エリュシオンの歌声J








「ようこそエリュシオンの地へ」

扉が開き、ティエリアとロックオンは中に足を踏み入れるのではなく、吸い込まれていた。
「ここは・・・・」
ティエリアは、自分の目が目えることに、そして自分の足で立っていることに、耳も聞こえることに驚き、そしてエリュシオンの歌声を出そうにももう出ないことに気づいて、愕然とした。
体の欠陥は、エリュシオンの歌声をもっている証に、神が奪っていったものだとされていた。
リジェネも、同じように実は目が見えない。耳も聞こえない。
魔法で全てを補っている。

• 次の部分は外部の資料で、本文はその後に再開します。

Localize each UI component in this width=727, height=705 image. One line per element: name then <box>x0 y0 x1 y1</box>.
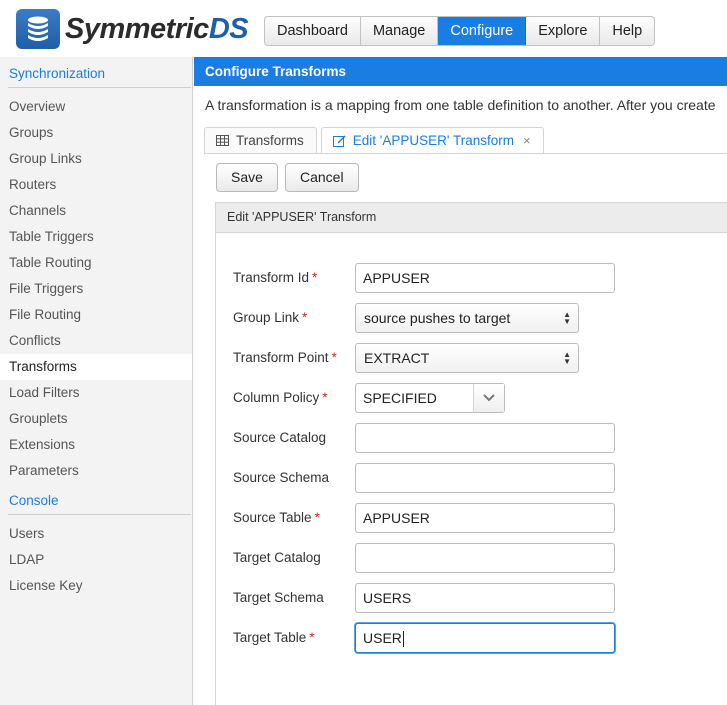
nav-manage[interactable]: Manage <box>361 17 439 45</box>
sidebar-item-extensions[interactable]: Extensions <box>0 432 192 458</box>
page-description: A transformation is a mapping from one t… <box>205 97 716 113</box>
select-arrows-icon: ▲ ▼ <box>563 350 571 366</box>
transform-id-label: Transform Id * <box>233 270 318 285</box>
form-row-column-policy: Column Policy * SPECIFIED <box>216 383 727 413</box>
sidebar-item-grouplets[interactable]: Grouplets <box>0 406 192 432</box>
sidebar-item-parameters[interactable]: Parameters <box>0 458 192 484</box>
form-row-target-catalog: Target Catalog <box>216 543 727 573</box>
sidebar-divider <box>8 87 191 88</box>
form-row-source-table: Source Table * APPUSER <box>216 503 727 533</box>
target-table-input[interactable]: USER <box>355 623 615 653</box>
sidebar-item-overview[interactable]: Overview <box>0 94 192 120</box>
tab-transforms[interactable]: Transforms <box>204 127 317 153</box>
top-navigation: Dashboard Manage Configure Explore Help <box>264 16 656 46</box>
sidebar-item-group-links[interactable]: Group Links <box>0 146 192 172</box>
transform-point-select[interactable]: EXTRACT ▲ ▼ <box>355 343 579 373</box>
group-link-label: Group Link * <box>233 310 308 325</box>
main-content: Configure Transforms A transformation is… <box>194 57 727 705</box>
database-stack-icon <box>16 9 60 49</box>
sidebar: Synchronization Overview Groups Group Li… <box>0 57 193 705</box>
text-cursor <box>402 631 404 648</box>
column-policy-label: Column Policy * <box>233 390 328 405</box>
form-row-source-catalog: Source Catalog <box>216 423 727 453</box>
chevron-down-icon[interactable] <box>473 384 504 412</box>
tab-bar: Transforms Edit 'APPUSER' Transform × <box>204 127 548 153</box>
source-schema-label: Source Schema <box>233 470 330 485</box>
sidebar-item-channels[interactable]: Channels <box>0 198 192 224</box>
sidebar-item-conflicts[interactable]: Conflicts <box>0 328 192 354</box>
form-row-source-schema: Source Schema <box>216 463 727 493</box>
sidebar-item-file-triggers[interactable]: File Triggers <box>0 276 192 302</box>
sidebar-item-transforms[interactable]: Transforms <box>0 354 192 380</box>
sidebar-item-table-triggers[interactable]: Table Triggers <box>0 224 192 250</box>
nav-explore[interactable]: Explore <box>526 17 601 45</box>
transform-point-value: EXTRACT <box>364 350 430 366</box>
sidebar-item-groups[interactable]: Groups <box>0 120 192 146</box>
source-schema-input[interactable] <box>355 463 615 493</box>
tab-edit-transform[interactable]: Edit 'APPUSER' Transform × <box>320 127 544 153</box>
target-catalog-input[interactable] <box>355 543 615 573</box>
target-schema-label: Target Schema <box>233 590 324 605</box>
tab-underline <box>204 153 727 154</box>
group-link-select[interactable]: source pushes to target ▲ ▼ <box>355 303 579 333</box>
sidebar-item-file-routing[interactable]: File Routing <box>0 302 192 328</box>
table-icon <box>216 135 229 146</box>
nav-dashboard[interactable]: Dashboard <box>265 17 361 45</box>
sidebar-item-users[interactable]: Users <box>0 521 192 547</box>
cancel-button[interactable]: Cancel <box>285 163 359 192</box>
target-table-label: Target Table * <box>233 630 315 645</box>
app-logo: SymmetricDS <box>16 9 249 49</box>
target-schema-input[interactable]: USERS <box>355 583 615 613</box>
source-table-label: Source Table * <box>233 510 320 525</box>
nav-configure[interactable]: Configure <box>438 17 527 45</box>
tab-edit-transform-label: Edit 'APPUSER' Transform <box>352 133 514 148</box>
sidebar-section-synchronization[interactable]: Synchronization <box>0 57 192 87</box>
group-link-value: source pushes to target <box>364 310 511 326</box>
close-icon[interactable]: × <box>523 133 531 148</box>
save-button[interactable]: Save <box>216 163 278 192</box>
sidebar-item-license-key[interactable]: License Key <box>0 573 192 599</box>
target-catalog-label: Target Catalog <box>233 550 321 565</box>
select-arrows-icon: ▲ ▼ <box>563 310 571 326</box>
source-table-input[interactable]: APPUSER <box>355 503 615 533</box>
nav-help[interactable]: Help <box>600 17 654 45</box>
form-row-transform-id: Transform Id * APPUSER <box>216 263 727 293</box>
app-header: SymmetricDS Dashboard Manage Configure E… <box>0 0 727 57</box>
edit-icon <box>332 134 346 147</box>
panel-title: Edit 'APPUSER' Transform <box>216 203 727 233</box>
transform-point-label: Transform Point * <box>233 350 337 365</box>
column-policy-value: SPECIFIED <box>363 390 437 406</box>
column-policy-combobox[interactable]: SPECIFIED <box>355 383 505 413</box>
source-catalog-label: Source Catalog <box>233 430 327 445</box>
app-logo-text: SymmetricDS <box>65 12 249 45</box>
sidebar-divider <box>8 514 191 515</box>
form-row-transform-point: Transform Point * EXTRACT ▲ ▼ <box>216 343 727 373</box>
page-title: Configure Transforms <box>194 57 727 86</box>
edit-transform-panel: Edit 'APPUSER' Transform Transform Id * A… <box>215 202 727 705</box>
tab-transforms-label: Transforms <box>236 133 304 148</box>
sidebar-item-table-routing[interactable]: Table Routing <box>0 250 192 276</box>
form-row-target-schema: Target Schema USERS <box>216 583 727 613</box>
sidebar-section-console[interactable]: Console <box>0 488 192 514</box>
transform-id-input[interactable]: APPUSER <box>355 263 615 293</box>
sidebar-item-routers[interactable]: Routers <box>0 172 192 198</box>
form-row-target-table: Target Table * USER <box>216 623 727 653</box>
form-row-group-link: Group Link * source pushes to target ▲ ▼ <box>216 303 727 333</box>
sidebar-item-load-filters[interactable]: Load Filters <box>0 380 192 406</box>
target-table-value: USER <box>363 630 402 646</box>
source-catalog-input[interactable] <box>355 423 615 453</box>
sidebar-item-ldap[interactable]: LDAP <box>0 547 192 573</box>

リジェネの魔法は完璧すぎて、目が見えなくても耳が聞こえなくても、関係ないほどに補っている。

「ようこそエリュシオンの地へ」

再びそんな声がした。
眩しい世界。
始めて自分の目で見る世界は、真っ白に見えたが、光になれてくると空中庭園のように美しかった。
広い花畑が広がり、奥には森と神殿が見える。
何処か、ティエリアが閉じ込められていた場所に似ている。
「あなたは・・・・・・」
美しく微笑む少女に、ティエリアは心臓がどくんどくんと高鳴った。
伝承でしか伝えられないエリュシオンの地へ、踏み入ることができた。ここは楽園なのだ。
では、その場所にいる住人は、人ではないだろう。
「私は女神アルテナ」
「女神・・・・」
神など信じないティエリアでさえも、彼女が神であることは分かった。あまりに神々しい。
「ようこそ、エリュシオンの地へ。あなたは天使となり、この地に留まることができます。そのために、生贄を捧げたのでしょう?」

ポウっと、女神アルテナは美しすぎる顔のまま、顔色を変えることもなく手を動かすと、ふわりと動かない意識を失ったロックオンの体が女神アルテナの前に浮いていた。
「ロックオン!!」
「忘れなさい、神の子よ。生贄を捧げて始めてエリュシオンへの扉は開く。愛する者を捧げること。それが扉を開く条件。この生贄にもう用はないでしょう」
「ロックオン!ロックオンを返して!彼は生贄なんかじゃない!そんな、そんなこと、愛する者を捧げるなんて僕は嫌だ!!」
女神アルテナにすがって、ティエリアは金色の瞳からたくさんの涙をこぼして、はじめて見るロックオンの姿を目に焼き付けた。
思っていたとおり、優しそうな青年だった。
「返して!!」
エリュシオンの地で、ティエリアの悲鳴だけが大きく響いた。

「おかしなことを言うのですね。あなたは天使になれるのですよ。人のサガなど忘れてしまうのが普通なのに」
ティエリアの背中に、12枚の翼が生えていた。
「こんな翼いらない!いやああ、こんな翼いらない!天使になんてなりたくない!ロックオンを返して!!」
ティエリアは自分の翼で羽ばたき、女神アルテナの頭上にいたロックオンの体を攫うと、地面に降り立った。

「ロックオン、ロックオン!!」
何度揺さぶっても、目を開けてくれない。
心臓に耳をあてると、鼓動はとまっているし、呼吸も止まっていた。
すでに、死後硬直がはじまっている。

ティエリアは泣き叫んだ。
「ロックオン、僕を守ってくれるんじゃなかったの!あなたは生贄なんかじゃない!天使になんてなりたくない!エリュシオンの地にいたくなんてない!!!」

「ここは楽園、選ばれたのに、なぜそんな我侭を・・・・」
「うるさい!女神だろうがなんだろうが、僕は人間でありたいんだ!僕は、元の世界に戻る!天使になんて、なるものか!!」

ティエリアは、全ての生命力と魔力をロックオンに吹き込む。

その姿を見て、女神アルテナはため息をついた。
ネイのいる世界からやってきたのに、この世界のネイに似た人間とその血族に似た人間は、なんと我侭なことか。
これでも、女神アルテナはこの世界を創造した女神なのに。
その女神に歯向かうというのか。